И тут я поймал себя на мысли, что эти рассуждения, при всей их справедливости, — всего-навсего еще одна инстинктивная попытка уйти от главного вопроса: что же все-таки произошло?

Сережка прервал свой монолог о вариантах и, чертыхнувшись, кивнул на ящичек:

— Ну что, поковыряемся?

Ковыряться долго не пришлось: на трех сторонах ящичка были небольшие углубления, точно такие, как на крышках школьных пеналов. И каждая стенка легко отходила в сторону, открывая ряд узких цветных клавиш. Мы несколько раз откидывали и закрывали крышки, так и сяк разглядывая ящик.

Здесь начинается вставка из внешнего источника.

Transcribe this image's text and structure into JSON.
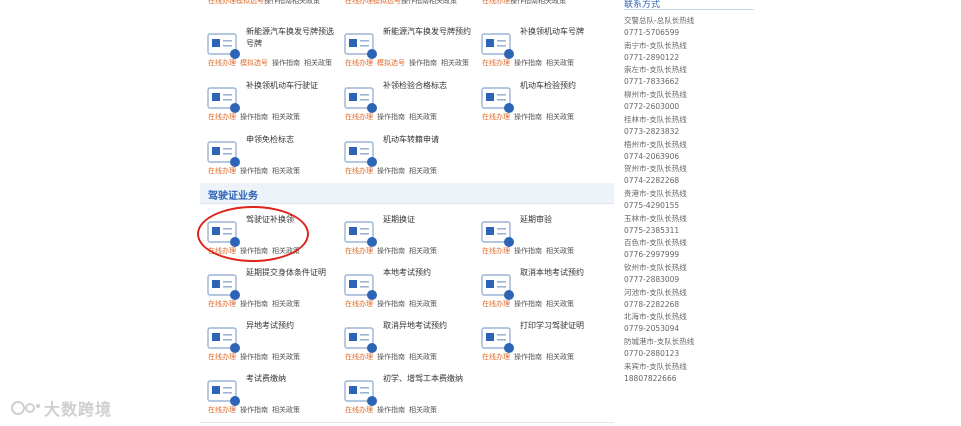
{
  "link_labels": {
    "online": "在线办理",
    "mock": "模拟选号",
    "guide": "操作指南",
    "policy": "相关政策"
  },
  "top_partial": [
    {
      "links": [
        "在线办理",
        "模拟选号",
        "操作指南",
        "相关政策"
      ]
    },
    {
      "links": [
        "在线办理",
        "模拟选号",
        "操作指南",
        "相关政策"
      ]
    },
    {
      "links": [
        "在线办理",
        "操作指南",
        "相关政策"
      ]
    }
  ],
  "vehicle_services": [
    {
      "name": "新能源汽车换发号牌预选号牌",
      "icon": "car-plate-icon",
      "links": [
        "在线办理",
        "模拟选号",
        "操作指南",
        "相关政策"
      ]
    },
    {
      "name": "新能源汽车换发号牌预约",
      "icon": "plate-appointment-icon",
      "links": [
        "在线办理",
        "模拟选号",
        "操作指南",
        "相关政策"
      ]
    },
    {
      "name": "补换领机动车号牌",
      "icon": "plate-replace-icon",
      "links": [
        "在线办理",
        "操作指南",
        "相关政策"
      ]
    },
    {
      "name": "补换领机动车行驶证",
      "icon": "license-card-icon",
      "links": [
        "在线办理",
        "操作指南",
        "相关政策"
      ]
    },
    {
      "name": "补领检验合格标志",
      "icon": "inspection-tag-icon",
      "links": [
        "在线办理",
        "操作指南",
        "相关政策"
      ]
    },
    {
      "name": "机动车检验预约",
      "icon": "inspection-appointment-icon",
      "links": [
        "在线办理",
        "操作指南",
        "相关政策"
      ]
    },
    {
      "name": "申领免检标志",
      "icon": "exempt-tag-icon",
      "links": [
        "在线办理",
        "操作指南",
        "相关政策"
      ]
    },
    {
      "name": "机动车转籍申请",
      "icon": "transfer-icon",
      "links": [
        "在线办理",
        "操作指南",
        "相关政策"
      ]
    }
  ],
  "section_title": "驾驶证业务",
  "license_services": [
    {
      "name": "驾驶证补换领",
      "icon": "driver-license-icon",
      "links": [
        "在线办理",
        "操作指南",
        "相关政策"
      ]
    },
    {
      "name": "延期换证",
      "icon": "extend-license-icon",
      "links": [
        "在线办理",
        "操作指南",
        "相关政策"
      ]
    },
    {
      "name": "延期审验",
      "icon": "extend-review-icon",
      "links": [
        "在线办理",
        "操作指南",
        "相关政策"
      ]
    },
    {
      "name": "延期提交身体条件证明",
      "icon": "health-proof-icon",
      "links": [
        "在线办理",
        "操作指南",
        "相关政策"
      ]
    },
    {
      "name": "本地考试预约",
      "icon": "local-exam-icon",
      "links": [
        "在线办理",
        "操作指南",
        "相关政策"
      ]
    },
    {
      "name": "取消本地考试预约",
      "icon": "cancel-local-exam-icon",
      "links": [
        "在线办理",
        "操作指南",
        "相关政策"
      ]
    },
    {
      "name": "异地考试预约",
      "icon": "remote-exam-icon",
      "links": [
        "在线办理",
        "操作指南",
        "相关政策"
      ]
    },
    {
      "name": "取消异地考试预约",
      "icon": "cancel-remote-exam-icon",
      "links": [
        "在线办理",
        "操作指南",
        "相关政策"
      ]
    },
    {
      "name": "打印学习驾驶证明",
      "icon": "print-proof-icon",
      "links": [
        "在线办理",
        "操作指南",
        "相关政策"
      ]
    },
    {
      "name": "考试费缴纳",
      "icon": "exam-fee-icon",
      "links": [
        "在线办理",
        "操作指南",
        "相关政策"
      ]
    },
    {
      "name": "初学、增驾工本费缴纳",
      "icon": "fee-payment-icon",
      "links": [
        "在线办理",
        "操作指南",
        "相关政策"
      ]
    }
  ],
  "sidebar": {
    "title": "联系方式",
    "contacts": [
      {
        "org": "交警总队-总队长热线",
        "tel": "0771-5706599"
      },
      {
        "org": "南宁市-支队长热线",
        "tel": "0771-2890122"
      },
      {
        "org": "崇左市-支队长热线",
        "tel": "0771-7833662"
      },
      {
        "org": "柳州市-支队长热线",
        "tel": "0772-2603000"
      },
      {
        "org": "桂林市-支队长热线",
        "tel": "0773-2823832"
      },
      {
        "org": "梧州市-支队长热线",
        "tel": "0774-2063906"
      },
      {
        "org": "贺州市-支队长热线",
        "tel": "0774-2282268"
      },
      {
        "org": "贵港市-支队长热线",
        "tel": "0775-4290155"
      },
      {
        "org": "玉林市-支队长热线",
        "tel": "0775-2385311"
      },
      {
        "org": "百色市-支队长热线",
        "tel": "0776-2997999"
      },
      {
        "org": "钦州市-支队长热线",
        "tel": "0777-2883009"
      },
      {
        "org": "河池市-支队长热线",
        "tel": "0778-2282268"
      },
      {
        "org": "北海市-支队长热线",
        "tel": "0779-2053094"
      },
      {
        "org": "防城港市-支队长热线",
        "tel": "0770-2880123"
      },
      {
        "org": "来宾市-支队长热线",
        "tel": "18807822666"
      }
    ]
  },
  "watermark": "大数跨境",
  "colors": {
    "accent_blue": "#2e64b5",
    "link_orange": "#e06a2a",
    "highlight_red": "#e0231b"
  }
}
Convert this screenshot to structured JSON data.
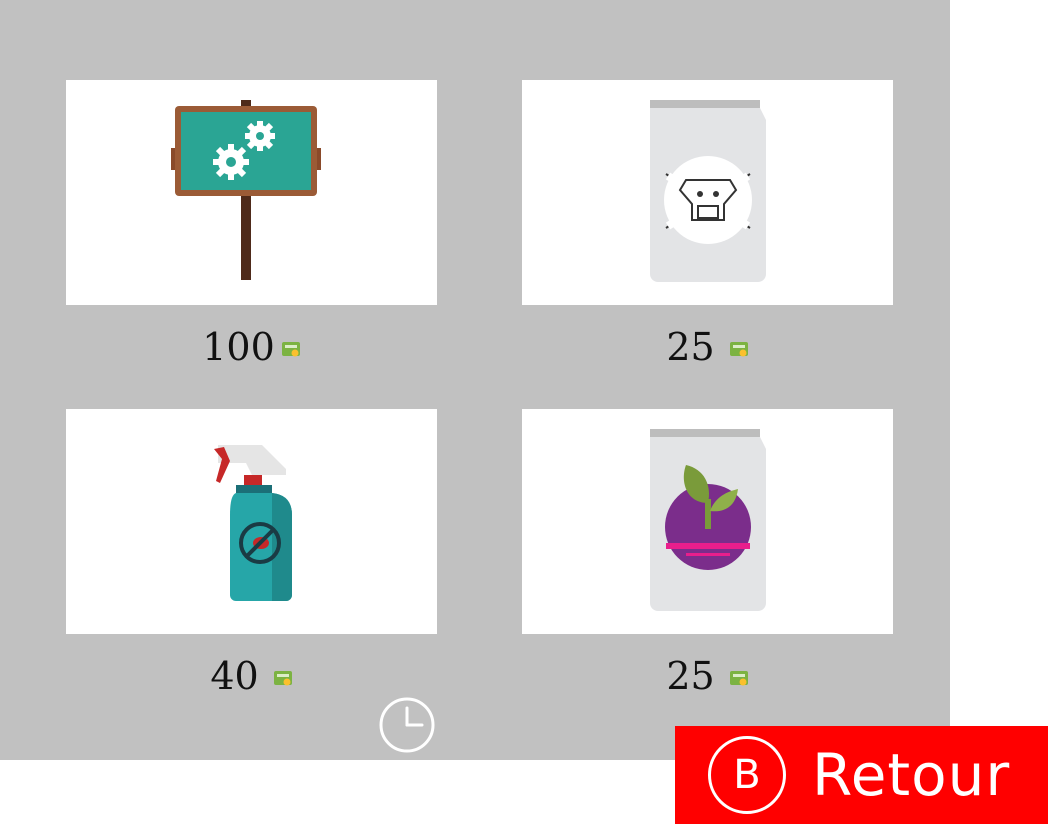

— Приемник — не приемник, — рассуждал Сережка. — Похоже, и не похоже… Может, попробуем? Нажмем?

Ящичек был совершенно мирного вида, но мне почему-то вспомнились мины-сюрпризы, которые при отступлении разбрасывали немцы, — перочинные ножи, авторучки, зажигалки и прочая безобидная с виду дребедень, которая взрывалась, стоило только попытаться открыть ножик или чиркнуть зажигалкой. Такой вот «авторучкой» Вовке Фролову кисть оторвало.

Сережка, не дожидаясь ответа, утопил сначала одну, потом вторую красную клавишу. И только собрался нажать третью, как боковая стенка ящичка слабо засветилась, потом вспыхнула и на противоположной стене комнаты сфокусировался резкий белый квадрат. Кино, что ли?

Едва успел я это подумать, как квадрат вдруг стремительно расширился, охватив вторую стену, и краем глаза я успел приметить, что стена тут же растаяла, а в следующее мгновение я понял: надо обязательно успеть. Сережа, шагавший впереди, ускорил шаг и почти побежал. И в ту же секунду я почувствовал, что меня будто что-то подхватило, шаги стали широкими, длинными, незначительным усилием я пролетал, наверное, десяток метров при каждом шаге. При этом никаких других неожиданных ощущений я не испытывал — ничто не толкало меня, ничто не поддерживало. Только умом я представил что-то подобное: огромная труба, и сильный ток воздуха мягко, но настойчиво несет меня вперед и вперед, с каждым мигом быстрее. Но никакой трубы не было-мы бежали по Бульварной, вернее по тротуару ее, почти вплотную к домам. Вот мимо проскочил магазин Бондарева — культмаг, где в детстве я покупал марки в целлофановых пакетиках, и, с позволения дяди Георгия Бондарева, читал книжки, пристроившись у прилавка (дома за моим чтением следили, опасаясь за зрение, а здесь можно было читать, сколько влезет). Магазин проскочил мимо, и только краем глаза я приметил: ремонт- дверь снята, и вместо одного из косяков стоит почти законченная бутового камня колонна в свежих потеках цементного раствора.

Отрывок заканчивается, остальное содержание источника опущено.